He closed with a shrug of the shoulders.
“You put one of those things in my mouth again, and I’ll make you eat it—some day,” said Chester.
“Not for some time to come, I’m afraid,” was the little man’s rejoinder. “I believe I can guarantee you will be kept out of mischief for the duration of the war.”
Hal had been gazing at the little man closely.
“Seems to me,” he said at last, “that I have seen you some place before. There is something familiar about you.”
“You’ve probably seen me,” was the reply. “I’ve been around here for some time.”
Chester was now struck with a sudden thought.
“Is Matin mixed up in this thing?” he demanded, believing that, after all, the capture might have been concocted by the French soldier who had sought to kill Hal.

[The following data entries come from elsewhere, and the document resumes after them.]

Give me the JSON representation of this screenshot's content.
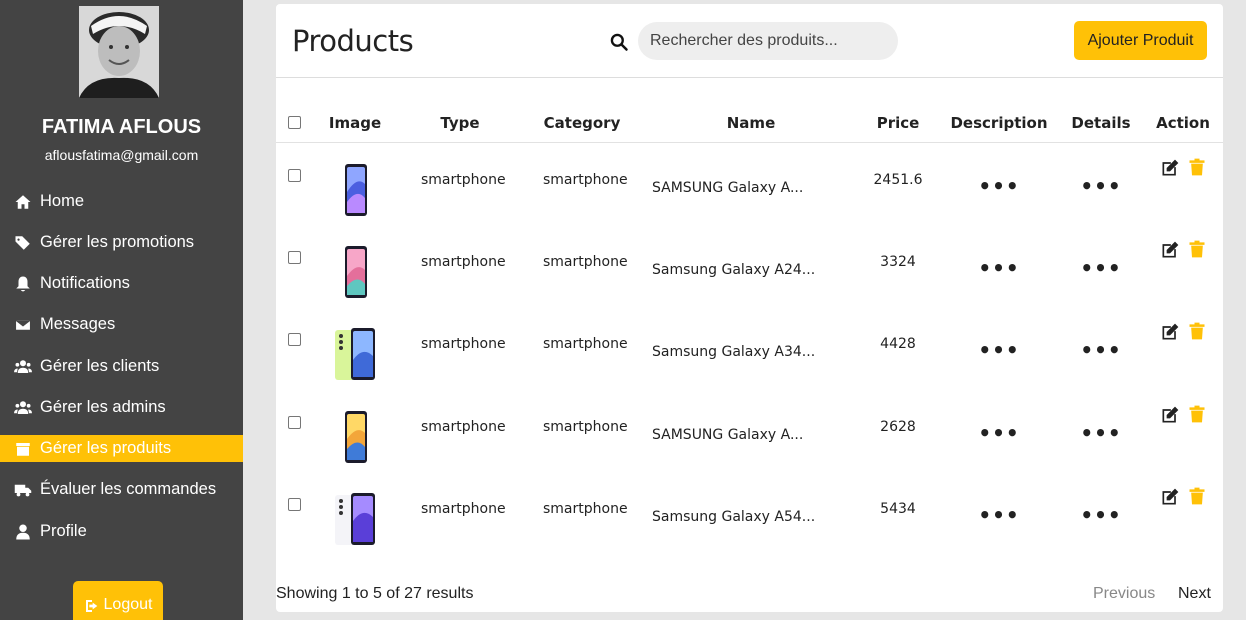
{
  "user": {
    "name": "FATIMA AFLOUS",
    "email": "aflousfatima@gmail.com"
  },
  "sidebar": {
    "items": [
      {
        "label": "Home",
        "icon": "home-icon"
      },
      {
        "label": "Gérer les promotions",
        "icon": "tags-icon"
      },
      {
        "label": "Notifications",
        "icon": "bell-icon"
      },
      {
        "label": "Messages",
        "icon": "envelope-icon"
      },
      {
        "label": "Gérer les clients",
        "icon": "users-icon"
      },
      {
        "label": "Gérer les admins",
        "icon": "users-icon"
      },
      {
        "label": "Gérer les produits",
        "icon": "box-icon",
        "active": true
      },
      {
        "label": "Évaluer les commandes",
        "icon": "truck-icon"
      },
      {
        "label": "Profile",
        "icon": "user-icon"
      }
    ],
    "logout_label": "Logout"
  },
  "header": {
    "title": "Products",
    "search_placeholder": "Rechercher des produits...",
    "add_button_label": "Ajouter Produit"
  },
  "table": {
    "columns": [
      "Image",
      "Type",
      "Category",
      "Name",
      "Price",
      "Description",
      "Details",
      "Action"
    ],
    "rows": [
      {
        "type": "smartphone",
        "category": "smartphone",
        "name": "SAMSUNG Galaxy A...",
        "price": "2451.6",
        "description": "•••",
        "details": "•••",
        "image": "phone-blue"
      },
      {
        "type": "smartphone",
        "category": "smartphone",
        "name": "Samsung Galaxy A24...",
        "price": "3324",
        "description": "•••",
        "details": "•••",
        "image": "phone-pink"
      },
      {
        "type": "smartphone",
        "category": "smartphone",
        "name": "Samsung Galaxy A34...",
        "price": "4428",
        "description": "•••",
        "details": "•••",
        "image": "phone-lime"
      },
      {
        "type": "smartphone",
        "category": "smartphone",
        "name": "SAMSUNG Galaxy A...",
        "price": "2628",
        "description": "•••",
        "details": "•••",
        "image": "phone-yellow"
      },
      {
        "type": "smartphone",
        "category": "smartphone",
        "name": "Samsung Galaxy A54...",
        "price": "5434",
        "description": "•••",
        "details": "•••",
        "image": "phone-violet"
      }
    ]
  },
  "footer": {
    "showing_text": "Showing 1 to 5 of 27 results",
    "previous_label": "Previous",
    "next_label": "Next"
  },
  "colors": {
    "sidebar_bg": "#444444",
    "accent": "#ffc107",
    "page_bg": "#e6e6e6"
  }
}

“Matin? Who is Matin?” asked their captor.
“No, he has nothing to do with it,” was the reply.
“Then, in the name of the Great Czar, what’s it all about?”
“I can’t tell you,” was the firm reply.
“Of all the fool predicaments,” he said, “this is the worst.”
The little man had now moved toward the door of the tent.
“I go now,” he said, “to make my report. Pleasant dreams to you.”
“Hold on a minute,” shouted Hal.
“No; I think I had better go. Good-bye, boys!”
There was such a familiar ring to these words that Hal was struck with a great light. He uttered a loud exclamation, so loud, in fact, that the little man came running back in the tent.
Even Chester was surprised—but for a moment only—for the words that escaped Hal were these:
“By all that’s holy! If it isn’t Stubbs!”
STUBBS REFUSES TO EXPLAIN
With two bounds the little man covered the distance to Hal’s side and bent over. Quickly he placed a hand across Hal’s mouth and whispered:
“Sh-h-h. Not so loud!”
Hal shook his head free—his hands were tied—and exclaimed:
“So! This is the thanks we get from you, eh! Why, you little fat—”
“Names won’t help any,” said Anthony Stubbs, quietly. “I’ve got you here and, as I told you, here you are going to stay until I arrange for your transportation back to the good old town where stands the Gazette.”
“New York, eh?” said Chester. “But why, Stubbs, that’s what I want to know. Come on, be a good fellow and tell us what this is all about.”
“If I wasn’t so sure you know, I might be tempted to do so,” said Stubbs. “But you do know and there is no need to ask me again. I refuse.”
“But I tell you, Stubbs, we don’t know,” declared Hal. “What’s gone wrong with you? Are you in the employ of the Kaiser?”
“Not by a long shot,” was the answer. “That’s one reason I want to get you away from here. I want to see the Kaiser licked properly.”